И еще: "Как отцы утверждают, что совершенная любовь не подвержена падению, так и я утверждаю, что совершенное чувство смерти свободно от страха".

Совершенное чувство смерти. Три этих слова вы только попробуйте сказать нецерковному человеку, любому, он ни за что не поймет. А ведь это как музыка, как последняя фуга Баха: совершенное чувство смерти.

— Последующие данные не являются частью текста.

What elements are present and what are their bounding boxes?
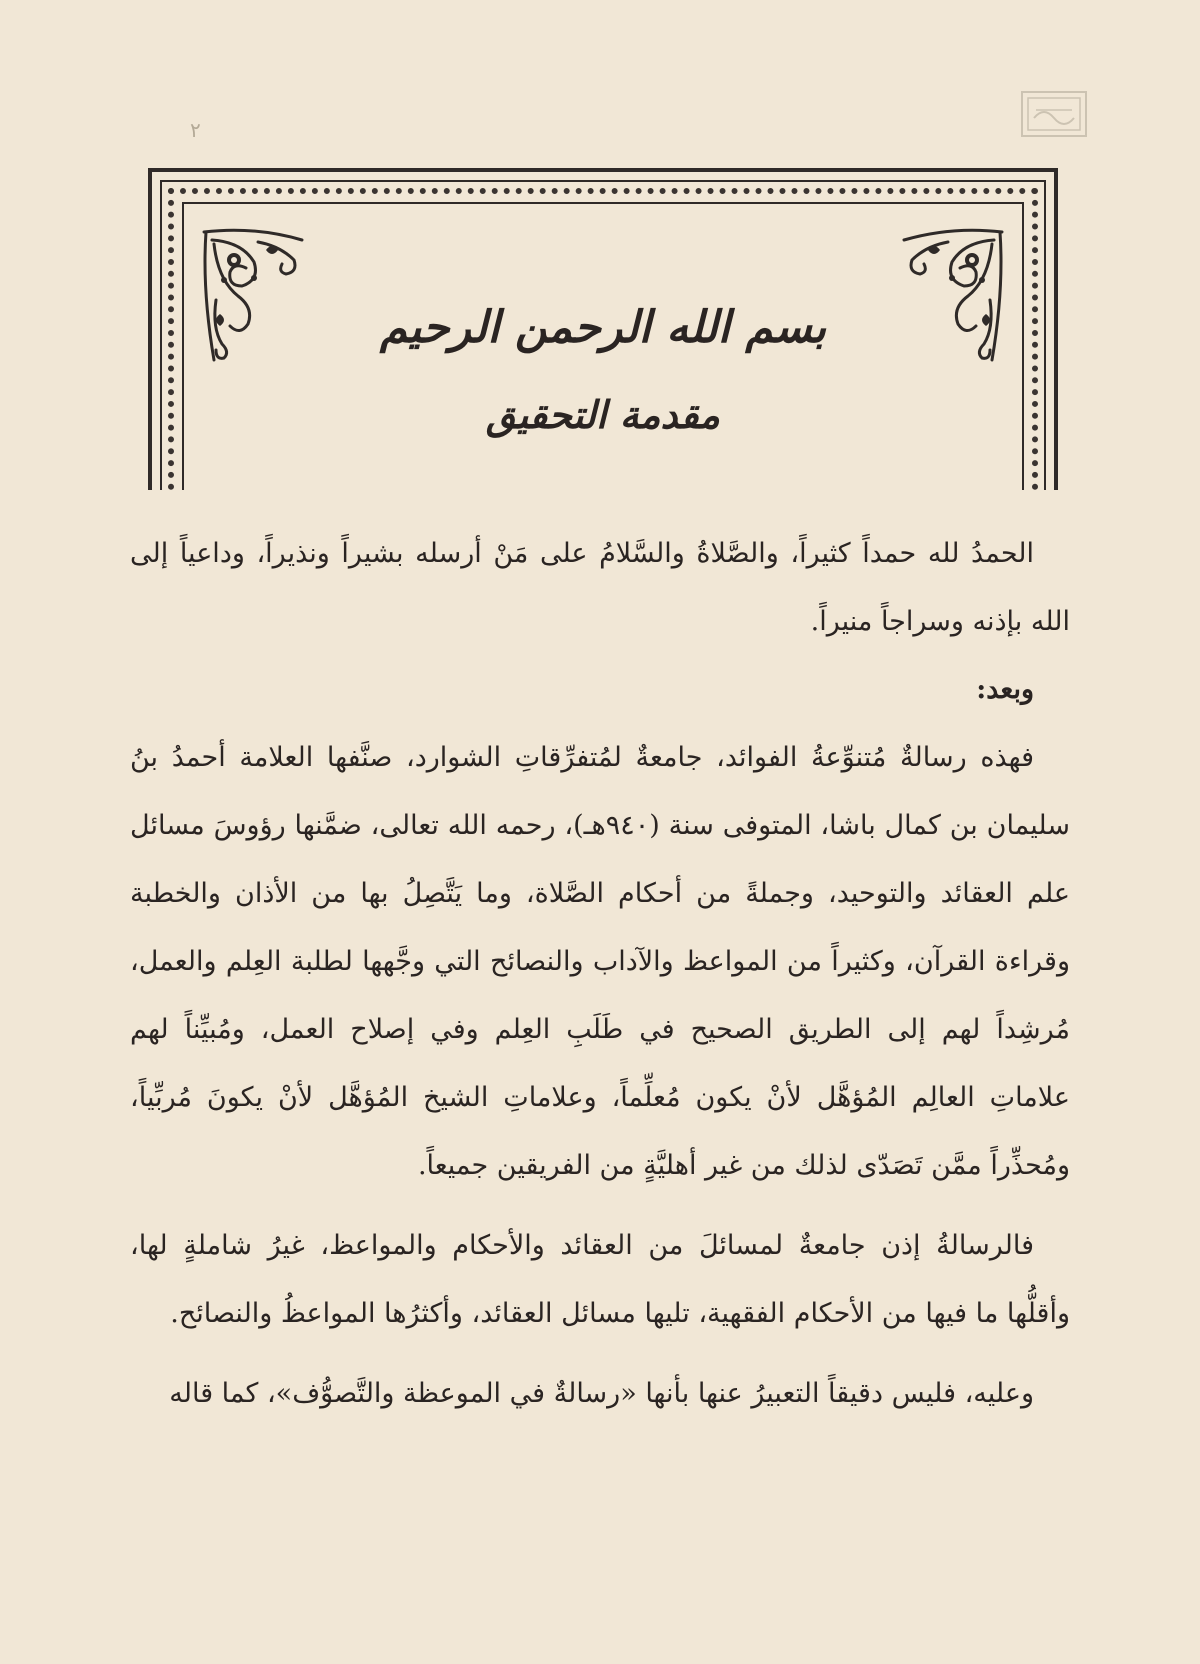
page-number: ٢	[190, 118, 201, 142]
paragraph: فالرسالةُ إذن جامعةٌ لمسائلَ من العقائد والأحكام والمواعظ، غيرُ شاملةٍ لها، وأقلُّها ما فيها من الأحكام الفقهية، تليها مسائل العقائد، وأكثرُها المواعظُ والنصائح.	[130, 1230, 1070, 1329]
stamp-mark-icon	[1018, 88, 1090, 140]
body-text	[130, 520, 1070, 1428]
paragraph: الحمدُ لله حمداً كثيراً، والصَّلاةُ والسَّلامُ على مَنْ أرسله بشيراً ونذيراً، وداعياً إلى الله بإذنه وسراجاً منيراً.	[130, 538, 1070, 637]
paragraph: وعليه، فليس دقيقاً التعبيرُ عنها بأنها «رسالةٌ في الموعظة والتَّصوُّف»، كما قاله	[169, 1378, 1034, 1409]
basmala-heading: بسم الله الرحمن الرحيم	[379, 302, 827, 353]
header-frame	[148, 168, 1058, 490]
section-title: مقدمة التحقيق	[486, 392, 720, 437]
paragraph-heading: وبعد:	[976, 674, 1034, 705]
paragraph: فهذه رسالةٌ مُتنوِّعةُ الفوائد، جامعةٌ لمُتفرِّقاتِ الشوارد، صنَّفها العلامة أحمدُ بنُ سليمان بن كمال باشا، المتوفى سنة (٩٤٠هـ)، رحمه الله تعالى، ضمَّنها رؤوسَ مسائل علم العقائد والتوحيد، وجملةً من أحكام الصَّلاة، وما يَتَّصِلُ بها من الأذان والخطبة وقراءة القرآن، وكثيراً من المواعظ والآداب والنصائح التي وجَّهها لطلبة العِلم والعمل، مُرشِداً لهم إلى الطريق الصحيح في طَلَبِ العِلم وفي إصلاح العمل، ومُبيِّناً لهم علاماتِ العالِم المُؤهَّل لأنْ يكون مُعلِّماً، وعلاماتِ الشيخ المُؤهَّل لأنْ يكونَ مُربِّياً، ومُحذِّراً ممَّن تَصَدّى لذلك من غير أهليَّةٍ من الفريقين جميعاً.	[130, 742, 1070, 1181]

Год назад у меня уже были боли в спине, но я еще вполне нормально ходила и думала, что эти боли от старой травмы, когда я упала с велосипеда, и вот моя подруга меня пригласила на органный концерт в зал Чайковского. Я не знала, какие будут исполняться произведения, я только из программки узнала, что самым последним стоит незаконченная фуга Баха, окончить которую ему помешала смерть. И у меня в голове сразу возникло: это для меня, это мне какое-то важное сообщение. И все остальные, более ранние фуги я воспринимала как пролог, как описание каких-то сил, уже существующих на земле, в космосе, их неуступчивости друг другу, иногда даже их готовности взаимодействовать, но все равно это было для меня такое объективное описание расстановки мировых сил, где все по отдельности: люди, природный мир, другие планеты, Бог - и разве что Бог немного сожалеет об этом. Но один Он ничего не в силах изменить.